Postanoxic Injury in Soybean (Glycine max) Seedlings.

The postanoxic injury, also known as reperfusion injury, is associated with the returning of anoxic tissues to normal atmosphere. Using tetrazolium chloride staining, ATP content, and seedling growth rate as indicators, we found that postanoxic injuries in soybean (Glycine max) seedlings were more severe after 1 and 2 hours of anoxia than after longer anoxic durations (3 to 5 hours). Anaerobic incubation of root tips in the presence of 100 mm ascorbate, an antioxidant and free radical-scavenging compound, alleviated the postanoxic injury associated with the short durations of anoxia. Extracts from soybean seedling roots returned to air from 1 hour of anoxia had an elevated capacity to produce superoxide radicals over extracts from postanoxic roots stressed for 3 or 5 hours. Activity of superoxide dismutase in soybean roots returned to air from 1 and 2 hours of anoxia was 30 to 50% lower than activities in roots returned to air from 5 hours of anoxia. Superoxide dismutase-specific transcripts were also lower in postanoxic roots stressed for 1 hour than in roots stressed for longer anoxic durations. The evidence suggested that the postanoxic injury of soybean roots after a short anoxic stress was associated with an increased superoxide radicals production capacity coupled with a reduced superoxide dismutase activity. Periods of anoxia of at least 3 hours were necessary for soybean seedlings to develop the ability to cope with postanoxic stress.

Abscisic Acid induces anaerobiosis tolerance in corn.

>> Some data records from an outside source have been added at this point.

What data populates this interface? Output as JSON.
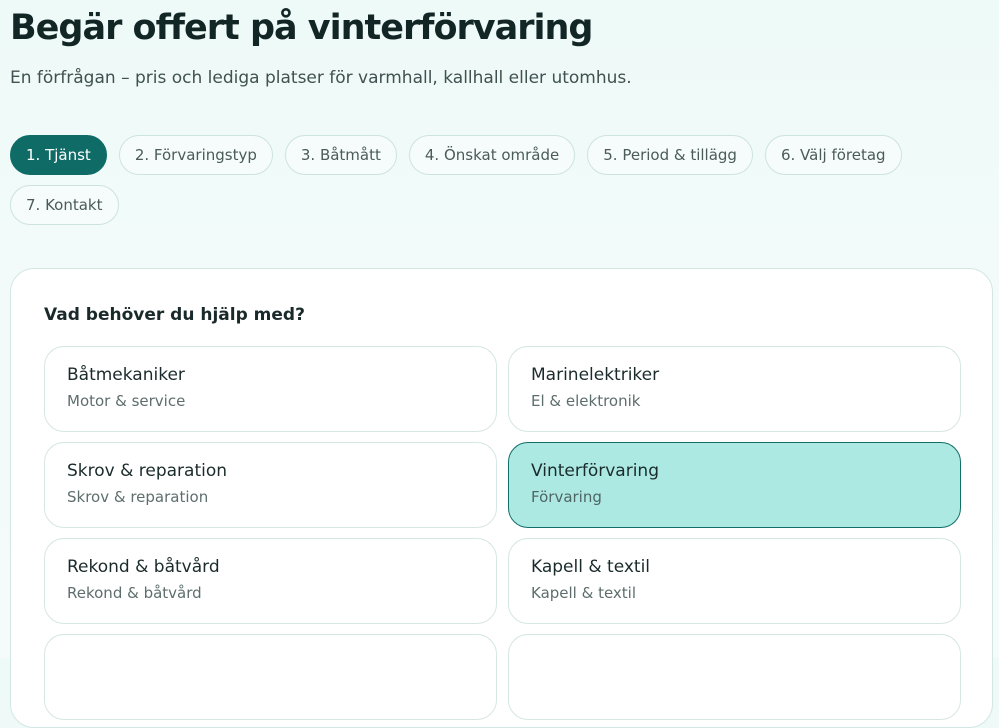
{
  "header": {
    "title": "Begär offert på vinterförvaring",
    "subtitle": "En förfrågan – pris och lediga platser för varmhall, kallhall eller utomhus."
  },
  "steps": [
    {
      "label": "1. Tjänst",
      "active": true
    },
    {
      "label": "2. Förvaringstyp",
      "active": false
    },
    {
      "label": "3. Båtmått",
      "active": false
    },
    {
      "label": "4. Önskat område",
      "active": false
    },
    {
      "label": "5. Period & tillägg",
      "active": false
    },
    {
      "label": "6. Välj företag",
      "active": false
    },
    {
      "label": "7. Kontakt",
      "active": false
    }
  ],
  "service": {
    "question": "Vad behöver du hjälp med?",
    "selected": "Vinterförvaring",
    "options": [
      {
        "title": "Båtmekaniker",
        "subtitle": "Motor & service"
      },
      {
        "title": "Marinelektriker",
        "subtitle": "El & elektronik"
      },
      {
        "title": "Skrov & reparation",
        "subtitle": "Skrov & reparation"
      },
      {
        "title": "Vinterförvaring",
        "subtitle": "Förvaring"
      },
      {
        "title": "Rekond & båtvård",
        "subtitle": "Rekond & båtvård"
      },
      {
        "title": "Kapell & textil",
        "subtitle": "Kapell & textil"
      }
    ]
  },
  "colors": {
    "accent": "#0f6b66",
    "selected_bg": "#ade9e3",
    "page_bg": "#eefaf8"
  }
}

Flooding is a frequently occurring environmental stress that can severely affect plant growth. This study shows that treatment of corn (Zea mays L.) seedlings with abscisic acid (ABA) increases their tolerance to anoxia 10-fold over untreated seedlings and twofold over seedlings treated with water. Corn seedlings stressed anoxically for 1 day showed only 8% survival when planted in vermiculite. Pretreatment of root tips with 100 micromolar ABA or water for 24 hours before the 1 day anoxic stress increased the anoxic survivability of seedlings to 87% and 47%, respectively. Cycloheximide (5 milligrams per liter), added together with ABA, reduced the seedling survival rate, indicating that the induction of anoxic tolerance in corn by ABA was partly a result of the synthesis of new proteins. ABA treatment induced a threefold increase in alcohol dehydrogenase enzyme activity in corn roots. However, after 24 h of anoxia, alcohol dehydrogenase enzyme activity between the ABA-pretreated and non-pretreated corn roots was not significantly different. The results indicated that ABA played an important role in inducing anoxic tolerance in corn and that the induced tolerance was probably mediated by an increase in alcohol dehydrogenase enzyme activity before the anoxic stress.